I have a file with a variable state that has 55 states abbreviations. I will like to replace them with the full state name. Is there an easy way to do this in R?
2 Answers
You can use a named list and take advantage of the datasets package :
states <- setNames(as.list(datasets::state.name), datasets::state.abb)
states[["NY"]]
[1] "New York"
-
It works without applying to my file, when I apply to my file it gives and error: Error in
$<-.data.frame
(*tmp*
, State, value = list(AL = "Alabama", : replacement has 50 rows, data has 53. How should I proceed? Thank you! Jun 7, 2020 at 18:00 -
This is probably due to the fact that the states list I used (included in base R) only has 50 states. You can get the structure of the list with dput(states) and manually add the three missing states to create a full list.– WaldiJun 7, 2020 at 18:58
If you are doing this for mapping purposes, this longer answer that draws from Waldi's answer above may also be helpful. Given that you have a data frame with state abbreviations and some number to plot, like:
df <- structure(list(abbrev = c("AK", "AL", "AR", "AZ", "CA", "CO",
"CT", "DC", "DE", "FL", "GA", "GU", "HI", "IA", "ID", "IL", "IN",
"KS", "KY", "LA", "MA", "MD", "ME", "MI", "MN", "MO", "MS", "MT",
"NC", "ND", "NE", "NH", "NJ", "NM", "NV", "NY", "OH", "OK", "OR",
"PA", "PR", "RI", "SC", "SD", "TN", "TX", "UT", "VA", "VI", "VT",
"WA", "WI", "WV", "WY"), n = c(4L, 20L, 11L, 51L, 98L, 11L, 68L,
37L, 102L, 116L, 32L, 9L, 29L, 72L, 9L, 191L, 60L, 23L, 12L,
32L, 43L, 24L, 8L, 65L, 38L, 44L, 15L, 12L, 59L, 11L, 38L, 48L,
64L, 14L, 21L, 159L, 144L, 34L, 17L, 157L, 18L, 20L, 48L, 13L,
26L, 175L, 10L, 19L, 4L, 96L, 7L, 104L, 15L, 2L)), row.names = c(NA,
-54L), class = c("tbl_df", "tbl", "data.frame"))

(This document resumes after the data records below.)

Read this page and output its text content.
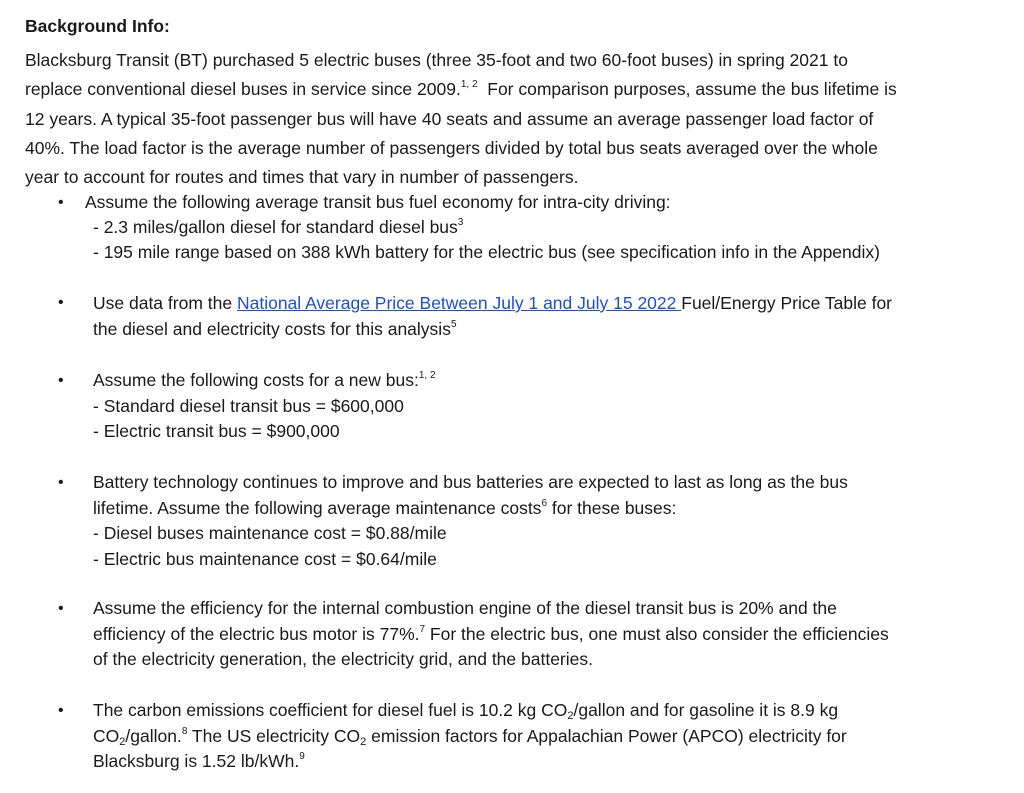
Background Info:
Blacksburg Transit (BT) purchased 5 electric buses (three 35-foot and two 60-foot buses) in spring 2021 to
replace conventional diesel buses in service since 2009.$^{1, 2}$ For comparison purposes, assume the bus lifetime is
12 years. A typical 35-foot passenger bus will have 40 seats and assume an average passenger load factor of
40%. The load factor is the average number of passengers divided by total bus seats averaged over the whole
year to account for routes and times that vary in number of passengers.
• Assume the following average transit bus fuel economy for intra-city driving:
- 2.3 miles/gallon diesel for standard diesel bus$^3$
- 195 mile range based on 388 kWh battery for the electric bus (see specification info in the Appendix)
• Use data from the National Average Price Between July 1 and July 15 2022 Fuel/Energy Price Table for
the diesel and electricity costs for this analysis$^5$
• Assume the following costs for a new bus:$^{1, 2}$
- Standard diesel transit bus = $600,000
- Electric transit bus = $900,000
• Battery technology continues to improve and bus batteries are expected to last as long as the bus
lifetime. Assume the following average maintenance costs$^6$ for these buses:
- Diesel buses maintenance cost = $0.88/mile
- Electric bus maintenance cost = $0.64/mile
• Assume the efficiency for the internal combustion engine of the diesel transit bus is 20% and the
efficiency of the electric bus motor is 77%.$^7$ For the electric bus, one must also consider the efficiencies
of the electricity generation, the electricity grid, and the batteries.
• The carbon emissions coefficient for diesel fuel is 10.2 kg $CO_2$/gallon and for gasoline it is 8.9 kg
$CO_2/gallon.^8$ The US electricity $CO_2$ emission factors for Appalachian Power (APCO) electricity for
Blacksburg is 1.52 lb/kWh.$^9$
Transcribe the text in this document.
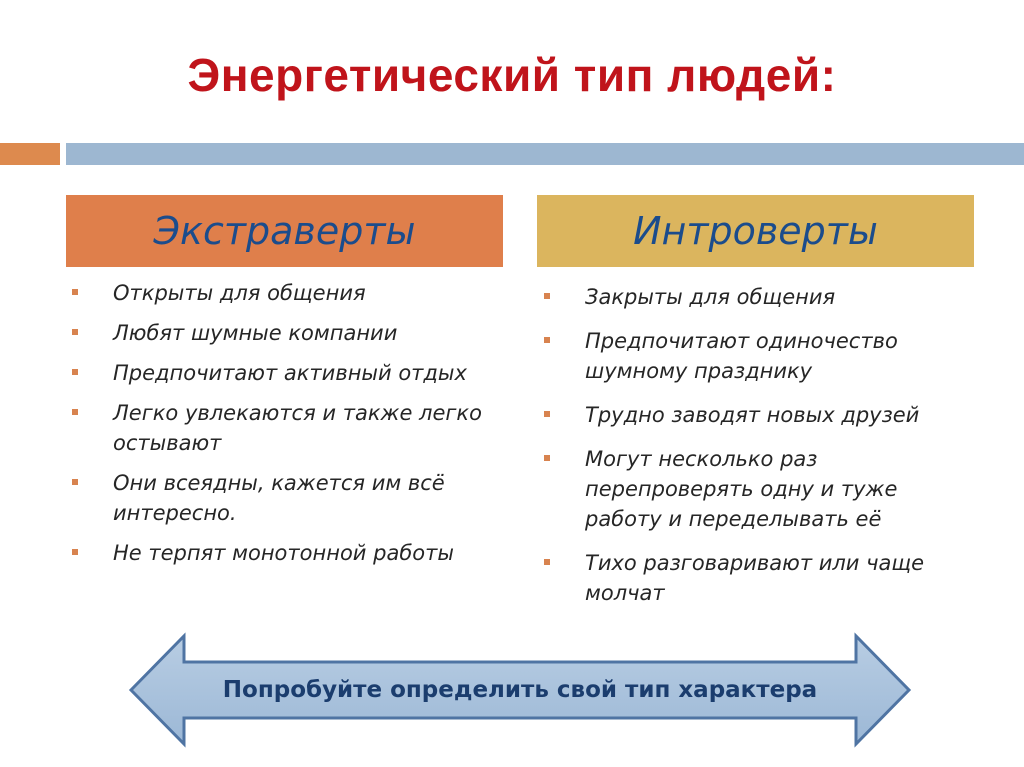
Энергетический тип людей:
Экстраверты	Интроверты
Открыты для общения
Любят шумные компании
Предпочитают активный отдых
Легко увлекаются и также легко остывают
Они всеядны, кажется им всё интересно.
Не терпят монотонной работы
Закрыты для общения
Предпочитают одиночество шумному празднику
Трудно заводят новых друзей
Могут несколько раз перепроверять одну и туже работу и переделывать её
Тихо разговаривают или чаще молчат
Попробуйте определить свой тип характера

You can pull from built-in data to get state name, abbreviation, and even lat/long:
state.info <- inner_join(data.frame(state=state.name,
long=state.center$x, lat=state.center$y, stringsAsFactors=FALSE),
data.frame(state=state.name, abbrev=state.abb))
Then you can bring the datasets together so you have the state abbreviations supplemented by full name as well as lat long:
> inner_join(df, state.info, by="abbrev")
# A tibble: 50 x 5
abbrev n state long lat
<chr> <int> <chr> <dbl> <dbl>
1 AK 4 Alaska -127. 49.2
2 AL 20 Alabama -86.8 32.6
3 AR 11 Arkansas -92.3 34.7
4 AZ 51 Arizona -112. 34.2
5 CA 98 California -120. 36.5
6 CO 11 Colorado -106. 38.7
7 CT 68 Connecticut -72.4 41.6
8 DE 102 Delaware -75.0 38.7
9 FL 116 Florida -81.7 27.9
VLOOKUP
in Excel on your data. it takes less than 2 minutes.